Support Questions

Find answers, ask questions, and share your expertise

No progress in nifi flow

avatar
Explorer

My nifi flow is not progressing nor showing any error:

Flow is for :fetch a test.json fiel from s3 and populate its content in a table in postgresql db.

lists3object-> fetchs3object->JoltTrasformationJSON -> ........ ->PutSQL.

The lists3object alone lists key as my test.json in "view status"


I'm not able to paste screenshots here.

Though all processors got started, none of them are doing any transactions (in & out ) both are 0 bytes and i dont see any errors also.


Last message logged in nifi-app.log is:

2019-06-14 07:26:48,864 INFO [NiFi Web Server-92] o.a.n.controller.StandardProcessorNode Stopping processor: class org.apache.nifi.processors.aws.s3.ListS3

2019-06-14 07:26:48,864 INFO [Timer-Driven Process Thread-4] o.a.n.c.s.TimerDrivenSchedulingAgent Stopped scheduling ListS3[id=016b1032-cd19-10b1-6d77-5a63389cd903] to run

2019-06-14 07:26:49,166 INFO [Flow Service Tasks Thread-1] o.a.nifi.controller.StandardFlowService Saved flow controller org.apache.nifi.controller.FlowController@5aaa6545 // Another save pending = false

2019-06-14 07:26:51,166 INFO [NiFi Web Server-20] o.a.n.c.s.StandardProcessScheduler Stopping FetchS3Object[id=016b102b-cd19-10b1-385a-bb202d1cebc4]

2019-06-14 07:26:51,166 INFO [NiFi Web Server-20] o.a.n.controller.StandardProcessorNode Stopping processor: class org.apache.nifi.processors.aws.s3.FetchS3Object

2019-06-14 07:26:51,179 INFO [Timer-Driven Process Thread-4] o.a.n.c.s.TimerDrivenSchedulingAgent Stopped scheduling FetchS3Object[id=016b102b-cd19-10b1-385a-bb202d1cebc4] to run

2019-06-14 07:26:51,185 INFO [Flow Service Tasks Thread-1] o.a.nifi.controller.StandardFlowService Saved flow controller org.apache.nifi.controller.FlowController@5aaa6545 // Another save pending = false

2019-06-14 07:26:56,833 INFO [NiFi Web Server-92] o.a.n.c.s.StandardProcessScheduler Starting ListS3[id=016b1032-cd19-10b1-6d77-5a63389cd903]

2019-06-14 07:26:56,836 INFO [Timer-Driven Process Thread-8] o.a.n.c.s.TimerDrivenSchedulingAgent Scheduled ListS3[id=016b1032-cd19-10b1-6d77-5a63389cd903] to run with 1 threads

2019-06-14 07:26:57,202 INFO [Flow Service Tasks Thread-1] o.a.nifi.controller.StandardFlowService Saved flow controller org.apache.nifi.controller.FlowController@5aaa6545 // Another save pending = false


The flow was working partially earlier with some error message at Splitjson processor. But now i'm not able to proceed as i don understand where it is stuck. I tried restarting nifi, but no luck.

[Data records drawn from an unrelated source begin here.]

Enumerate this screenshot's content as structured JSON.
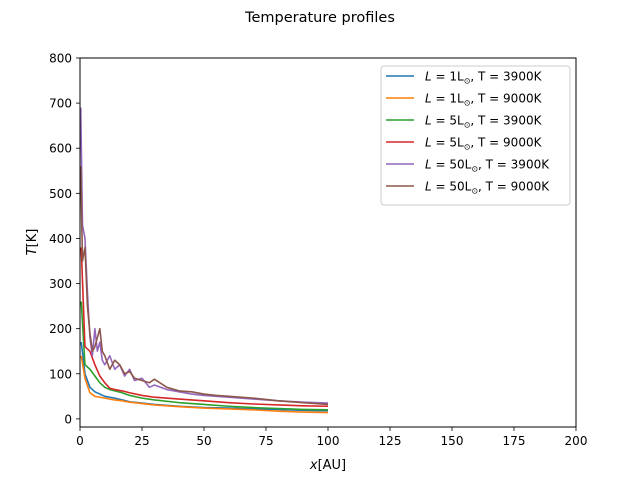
{
  "chart_data": {
    "type": "line",
    "title": "Temperature profiles",
    "xlabel_var": "x",
    "xlabel_unit": "[AU]",
    "ylabel_var": "T",
    "ylabel_unit": "[K]",
    "xlim": [
      0,
      200
    ],
    "ylim": [
      -18,
      800
    ],
    "xticks": [
      0,
      25,
      50,
      75,
      100,
      125,
      150,
      175,
      200
    ],
    "yticks": [
      0,
      100,
      200,
      300,
      400,
      500,
      600,
      700,
      800
    ],
    "grid": false,
    "legend_position": "top-right",
    "series": [
      {
        "name": "L = 1L⊙, T = 3900K",
        "legend": {
          "var": "L",
          "eq": " = 1L",
          "sun": "⊙",
          "rest": ", T = 3900K"
        },
        "color": "#1f77b4",
        "x": [
          0.5,
          2,
          4,
          6,
          8,
          10,
          12,
          14,
          17,
          20,
          25,
          30,
          40,
          50,
          60,
          70,
          80,
          90,
          100
        ],
        "y": [
          170,
          100,
          70,
          60,
          55,
          50,
          48,
          46,
          42,
          38,
          35,
          32,
          28,
          25,
          24,
          22,
          21,
          19,
          18
        ]
      },
      {
        "name": "L = 1L⊙, T = 9000K",
        "legend": {
          "var": "L",
          "eq": " = 1L",
          "sun": "⊙",
          "rest": ", T = 9000K"
        },
        "color": "#ff7f0e",
        "x": [
          0.5,
          2,
          4,
          6,
          8,
          10,
          12,
          14,
          17,
          20,
          25,
          30,
          40,
          50,
          60,
          70,
          80,
          90,
          100
        ],
        "y": [
          140,
          90,
          58,
          50,
          48,
          46,
          44,
          42,
          40,
          37,
          34,
          31,
          27,
          24,
          22,
          20,
          17,
          15,
          14
        ]
      },
      {
        "name": "L = 5L⊙, T = 3900K",
        "legend": {
          "var": "L",
          "eq": " = 5L",
          "sun": "⊙",
          "rest": ", T = 3900K"
        },
        "color": "#2ca02c",
        "x": [
          0.5,
          2,
          4,
          6,
          8,
          10,
          12,
          14,
          17,
          20,
          25,
          30,
          40,
          50,
          60,
          70,
          80,
          90,
          100
        ],
        "y": [
          260,
          120,
          110,
          95,
          80,
          70,
          65,
          62,
          58,
          52,
          46,
          42,
          36,
          32,
          28,
          25,
          23,
          21,
          20
        ]
      },
      {
        "name": "L = 5L⊙, T = 9000K",
        "legend": {
          "var": "L",
          "eq": " = 5L",
          "sun": "⊙",
          "rest": ", T = 9000K"
        },
        "color": "#d62728",
        "x": [
          0.5,
          2,
          4,
          6,
          8,
          10,
          12,
          14,
          17,
          20,
          25,
          30,
          40,
          50,
          60,
          70,
          80,
          90,
          100
        ],
        "y": [
          380,
          160,
          150,
          120,
          95,
          80,
          68,
          65,
          62,
          58,
          52,
          48,
          44,
          40,
          36,
          33,
          31,
          29,
          28
        ]
      },
      {
        "name": "L = 50L⊙, T = 3900K",
        "legend": {
          "var": "L",
          "eq": " = 50L",
          "sun": "⊙",
          "rest": ", T = 3900K"
        },
        "color": "#9467bd",
        "x": [
          0.3,
          1,
          2,
          3,
          4,
          5,
          6,
          7,
          8,
          9,
          10,
          12,
          14,
          16,
          18,
          20,
          22,
          25,
          28,
          30,
          35,
          40,
          45,
          50,
          55,
          60,
          70,
          80,
          90,
          100
        ],
        "y": [
          690,
          430,
          400,
          280,
          180,
          140,
          200,
          150,
          170,
          130,
          120,
          140,
          110,
          120,
          95,
          110,
          85,
          90,
          70,
          75,
          65,
          60,
          55,
          52,
          50,
          48,
          44,
          40,
          37,
          35
        ]
      },
      {
        "name": "L = 50L⊙, T = 9000K",
        "legend": {
          "var": "L",
          "eq": " = 50L",
          "sun": "⊙",
          "rest": ", T = 9000K"
        },
        "color": "#8c564b",
        "x": [
          0.3,
          1,
          2,
          3,
          4,
          5,
          6,
          7,
          8,
          9,
          10,
          12,
          14,
          16,
          18,
          20,
          22,
          25,
          28,
          30,
          35,
          40,
          45,
          50,
          55,
          60,
          70,
          80,
          90,
          100
        ],
        "y": [
          560,
          350,
          380,
          250,
          190,
          150,
          160,
          180,
          200,
          150,
          140,
          110,
          130,
          120,
          100,
          105,
          90,
          85,
          80,
          88,
          70,
          62,
          60,
          55,
          52,
          50,
          46,
          40,
          36,
          32
        ]
      }
    ]
  }
}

Can you please suggest where could be the issue.

1 ACCEPTED SOLUTION

avatar
Master Guru

@Jayashree S

ListS3 processor is stateful processor once the processor runs it will store the state in the processor and then runs incrementally,if we don't have any new files added to S3 directory then processor won't list any files.

How to Clear state:

Stop the ListS3 processor and Right click on ListS3processor and select state and clear the state that is saved in the processor.

Then start ListS3 processor, now processor will list all the files in S3 directory.

View solution in original post

3 REPLIES 3

avatar
Master Guru

@Jayashree S

ListS3 processor is stateful processor once the processor runs it will store the state in the processor and then runs incrementally,if we don't have any new files added to S3 directory then processor won't list any files.

How to Clear state:

Stop the ListS3 processor and Right click on ListS3processor and select state and clear the state that is saved in the processor.

Then start ListS3 processor, now processor will list all the files in S3 directory.

avatar
Master Guru

@Jayashree S

Use RouteOnArttribute processor after ListS3Object processor and filter only the required file and pass that to FetchS3Object.

Flow:

Lists3
RouteOnAttribute
FetchS3

(or)

If you want to pull the same file from s3 all the time, then you can use flow as:

GenerateFlowFile //schedule this processor as per your requirements
FetchS3Object //configure full s3 file path


avatar
Explorer

Hi flow seems to progress now after clearing the state.

I actually want to pull a specific file json file from S3 and push its content to a DB.

ListS3Object and FetchS3Object are fetching all file of the latest time stamp and later that.

Though in fetchS3object i specify particular "Object Key" with my specific file name, all the files get fetched in the queue.

Can you please suggest me a way to pull a specific json file.